MySQL suscite toujours un large intérêt auprès de la communauté des développeurs. Bien adapté aux petites applications transactionnelles, mais aussi à des plates-formes spécifiques telles que les annuaires, ses promoteurs ne sont pas décidés à baisser la garde.

La concurrence y est sans doute pour quelque chose. Celle de MariaDB, en particulier et le ralliement spectaculaire de Microsoft, qui fait désormais partie de son comité exécutif, tout comme Facebook. Le fait est qu’il était en tout cas devenu impératif que le SGBD créé en 1995 par Michael Widenius, monte en version et fonctionnalités, pour ne pas se laisser distancer.

Sa nouvelle mouture, la 8.0, a été présentée en septembre 2017 et concrétise une stratégie plus volontariste de publication d’une nouvelle release tous les 18-24 mois, comme le font d’autres grands éditeurs, tels que Microsoft ou Oracle. Ces derniers estimant qu’il n’y a plus de vérité pour être présent sur le marché, en dehors d’une publication à flots continus, au risque de saturer les clients, qui auront beaucoup de mal à adapter leurs plates-formes d’administration.

La version 8.0 de MySQL se caractérise par plusieurs évolutions intéressantes :

  • le support « première-classe » d’Unicode 9.0, qui on le rappelle est le nouveau jeu de caractères étendu à 128 172 caractères, dont 7 500 nouveaux et parmi lesquels 72 nouveaux « emojis », Google ayant été l’un des tout premiers éditeurs à le prendre en compte. Il s’agit pour l’essentiel de caractères appartenant à des langues peu répandues, mais peut-être y trouverez-vous un intérêt. A noter que MySQL 8.0 ne prend plus le jeu latin1 par défaut, désormais remplacé par le jeu utf8mb4, plus rapide que le précédent utf8mb3, désormais déprécié.
  • les fonctions de fenêtrage, qui permettent d’effectuer un traitement sur un ensemble de lignes en relation avec la ligne courante, celle sur laquelle on est positionné, chaque ligne « participante » conservant cependant son identité propre.
  • la récursivité dans une requête SQL, qui peut donc se référer à elle-même.
  • le support natif de JSON avec des performances fortement améliorées, mais aussi la possibilité de fusionner dans une même requête, des données traditionnelles MySQL et des données semi-structurées JSON. Voilà une bonne nouvelle, les partenaires LeMarson connaissant bien l’importance qu’a pris le format JavaScript JSON dans leurs applications. Dans le même ordre d’idées, MySQL 8.0 permet désormais de stocker des documents en format JSON et garantit leur consistance (gros problème natif NoSQL par rapport à une base relationnelle), en effectuant si nécessaire des rollbacks pour revenir à une version antérieure et « propre » des documents.

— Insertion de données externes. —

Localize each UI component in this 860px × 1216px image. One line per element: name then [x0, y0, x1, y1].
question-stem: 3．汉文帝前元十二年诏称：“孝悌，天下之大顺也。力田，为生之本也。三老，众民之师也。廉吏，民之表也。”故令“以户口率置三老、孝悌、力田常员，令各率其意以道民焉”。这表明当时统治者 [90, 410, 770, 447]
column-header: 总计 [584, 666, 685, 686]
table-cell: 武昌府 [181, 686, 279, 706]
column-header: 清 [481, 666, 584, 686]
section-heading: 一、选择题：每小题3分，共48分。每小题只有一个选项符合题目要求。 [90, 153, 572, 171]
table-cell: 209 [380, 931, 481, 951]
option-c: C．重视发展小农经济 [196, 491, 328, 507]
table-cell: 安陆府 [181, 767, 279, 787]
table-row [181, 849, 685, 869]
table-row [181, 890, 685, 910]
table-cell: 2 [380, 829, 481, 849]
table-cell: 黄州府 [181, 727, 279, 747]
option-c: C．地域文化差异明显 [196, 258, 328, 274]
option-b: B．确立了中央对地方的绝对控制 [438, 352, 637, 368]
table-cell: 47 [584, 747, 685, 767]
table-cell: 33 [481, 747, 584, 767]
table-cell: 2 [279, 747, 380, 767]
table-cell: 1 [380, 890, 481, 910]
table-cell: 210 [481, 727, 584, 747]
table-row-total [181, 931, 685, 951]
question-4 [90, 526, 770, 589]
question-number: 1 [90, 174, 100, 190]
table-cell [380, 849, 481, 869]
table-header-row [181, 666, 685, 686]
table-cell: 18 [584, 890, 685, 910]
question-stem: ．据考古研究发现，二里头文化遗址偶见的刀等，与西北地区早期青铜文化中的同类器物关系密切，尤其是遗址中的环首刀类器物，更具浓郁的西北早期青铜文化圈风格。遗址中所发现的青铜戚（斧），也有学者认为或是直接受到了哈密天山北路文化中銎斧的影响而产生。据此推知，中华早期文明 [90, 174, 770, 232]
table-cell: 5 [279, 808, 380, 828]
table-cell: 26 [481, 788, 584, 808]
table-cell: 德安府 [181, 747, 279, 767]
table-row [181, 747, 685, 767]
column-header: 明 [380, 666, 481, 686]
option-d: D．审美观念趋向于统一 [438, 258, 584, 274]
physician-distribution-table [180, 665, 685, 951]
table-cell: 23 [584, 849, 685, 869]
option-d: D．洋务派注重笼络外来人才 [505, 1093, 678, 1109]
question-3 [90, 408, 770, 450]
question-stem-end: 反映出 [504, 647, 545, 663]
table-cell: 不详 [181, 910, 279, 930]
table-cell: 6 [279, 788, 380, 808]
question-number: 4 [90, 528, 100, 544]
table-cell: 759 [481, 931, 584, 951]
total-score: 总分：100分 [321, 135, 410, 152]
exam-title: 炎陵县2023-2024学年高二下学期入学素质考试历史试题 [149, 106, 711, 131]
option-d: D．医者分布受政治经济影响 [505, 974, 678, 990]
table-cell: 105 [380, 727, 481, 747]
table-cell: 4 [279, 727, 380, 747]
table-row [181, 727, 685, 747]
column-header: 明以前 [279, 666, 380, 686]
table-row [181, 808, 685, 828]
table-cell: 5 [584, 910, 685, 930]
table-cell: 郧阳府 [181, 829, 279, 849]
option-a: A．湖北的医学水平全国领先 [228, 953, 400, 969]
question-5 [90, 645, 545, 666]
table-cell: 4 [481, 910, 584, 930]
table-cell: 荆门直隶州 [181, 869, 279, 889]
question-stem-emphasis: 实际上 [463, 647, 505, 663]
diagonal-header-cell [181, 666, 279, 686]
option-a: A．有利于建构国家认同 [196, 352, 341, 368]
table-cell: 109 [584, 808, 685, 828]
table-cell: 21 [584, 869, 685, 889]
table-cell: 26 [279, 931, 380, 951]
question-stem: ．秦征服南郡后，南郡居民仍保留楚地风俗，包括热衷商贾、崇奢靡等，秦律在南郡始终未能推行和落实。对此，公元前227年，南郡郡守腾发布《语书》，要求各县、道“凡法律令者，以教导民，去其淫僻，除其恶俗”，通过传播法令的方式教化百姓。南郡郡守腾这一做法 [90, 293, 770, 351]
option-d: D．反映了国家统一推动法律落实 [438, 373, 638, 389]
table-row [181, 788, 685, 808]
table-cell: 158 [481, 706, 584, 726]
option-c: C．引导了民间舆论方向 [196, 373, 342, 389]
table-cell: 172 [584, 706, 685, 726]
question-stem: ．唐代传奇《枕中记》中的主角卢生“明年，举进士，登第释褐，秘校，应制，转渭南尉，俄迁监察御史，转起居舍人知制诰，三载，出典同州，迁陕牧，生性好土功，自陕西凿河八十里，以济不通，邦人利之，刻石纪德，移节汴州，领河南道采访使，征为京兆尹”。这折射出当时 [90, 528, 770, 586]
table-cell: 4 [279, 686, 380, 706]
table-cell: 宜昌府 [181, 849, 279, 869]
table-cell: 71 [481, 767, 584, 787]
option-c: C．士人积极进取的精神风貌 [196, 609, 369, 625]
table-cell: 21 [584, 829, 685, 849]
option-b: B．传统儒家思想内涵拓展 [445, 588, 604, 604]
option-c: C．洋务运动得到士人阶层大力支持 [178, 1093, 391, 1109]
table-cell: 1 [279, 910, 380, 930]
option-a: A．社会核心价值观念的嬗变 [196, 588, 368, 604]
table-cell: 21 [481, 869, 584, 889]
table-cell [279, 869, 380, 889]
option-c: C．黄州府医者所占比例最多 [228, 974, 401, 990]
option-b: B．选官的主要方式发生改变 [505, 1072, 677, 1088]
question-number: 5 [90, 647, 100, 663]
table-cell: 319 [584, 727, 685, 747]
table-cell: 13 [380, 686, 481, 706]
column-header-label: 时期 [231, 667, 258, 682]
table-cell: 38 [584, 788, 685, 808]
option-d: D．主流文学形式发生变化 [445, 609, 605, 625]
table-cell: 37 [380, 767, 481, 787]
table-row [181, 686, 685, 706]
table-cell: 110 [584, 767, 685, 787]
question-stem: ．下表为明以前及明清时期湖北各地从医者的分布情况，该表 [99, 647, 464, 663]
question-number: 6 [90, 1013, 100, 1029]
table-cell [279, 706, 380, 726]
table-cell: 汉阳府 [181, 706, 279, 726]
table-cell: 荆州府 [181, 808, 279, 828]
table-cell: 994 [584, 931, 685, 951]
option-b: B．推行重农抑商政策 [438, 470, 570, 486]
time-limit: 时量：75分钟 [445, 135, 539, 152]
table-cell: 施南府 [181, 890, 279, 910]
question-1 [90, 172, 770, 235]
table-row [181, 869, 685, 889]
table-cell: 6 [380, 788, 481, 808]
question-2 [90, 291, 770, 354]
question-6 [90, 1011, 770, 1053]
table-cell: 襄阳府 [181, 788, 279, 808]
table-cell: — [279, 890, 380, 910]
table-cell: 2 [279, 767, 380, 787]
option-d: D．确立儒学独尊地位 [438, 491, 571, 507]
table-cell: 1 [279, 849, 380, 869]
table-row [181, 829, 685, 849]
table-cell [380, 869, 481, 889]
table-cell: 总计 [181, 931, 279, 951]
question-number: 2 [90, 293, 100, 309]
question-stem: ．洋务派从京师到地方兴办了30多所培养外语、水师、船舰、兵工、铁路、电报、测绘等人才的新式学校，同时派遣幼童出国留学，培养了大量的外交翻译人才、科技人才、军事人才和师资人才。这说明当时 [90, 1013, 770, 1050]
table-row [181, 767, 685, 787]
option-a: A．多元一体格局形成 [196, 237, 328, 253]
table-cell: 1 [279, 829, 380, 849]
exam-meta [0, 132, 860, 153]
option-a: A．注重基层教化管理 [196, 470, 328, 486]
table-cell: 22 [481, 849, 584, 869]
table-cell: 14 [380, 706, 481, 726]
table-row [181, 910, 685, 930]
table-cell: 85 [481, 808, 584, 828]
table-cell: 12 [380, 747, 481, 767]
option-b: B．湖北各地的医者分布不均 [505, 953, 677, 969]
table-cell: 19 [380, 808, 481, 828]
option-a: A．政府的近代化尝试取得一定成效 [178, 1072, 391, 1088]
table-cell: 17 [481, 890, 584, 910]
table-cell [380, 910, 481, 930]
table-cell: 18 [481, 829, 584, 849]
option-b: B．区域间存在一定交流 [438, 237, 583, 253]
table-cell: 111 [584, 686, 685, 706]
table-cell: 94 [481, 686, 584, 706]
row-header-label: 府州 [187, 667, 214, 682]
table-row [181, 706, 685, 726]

72 « émojis » sont désormais accessibles pour les bases MySQL 8.0, celles-ci reconnaissant si nécessaire le jeu de caractères Unicode 9.0.

 

D’autres nouveautés sont apparues :

  • des options de blocage de lignes, avec SKIP LOCKED, de manière à sauter un groupe de lignes, avant de continuer un traitement
  • l’adaptation du SGBD de manière automatique à l’espace mémoire disponible, histoire d’être le plus performant possible dans un environnement de mémoire virtuelle
  • ainsi qu’une disposition qui permet d’exclure des index de tables dans une requête d’optimisation, via la disposition « invisible index »

Il est évident que les chefs de projets ne pourront pas ignorer la nouvelle mouture de MySQL car le SGBD reste une valeur sûre du développement, l’archétype des solutions Open Source (le M de LAMP). De très nombreux développeurs n’ont pas (encore) franchi le pas vers MariaDB et apprécieront que leur SGBD, vieux de 22 ans, continue d’évoluer et n’est ni moribond, ni grabataire.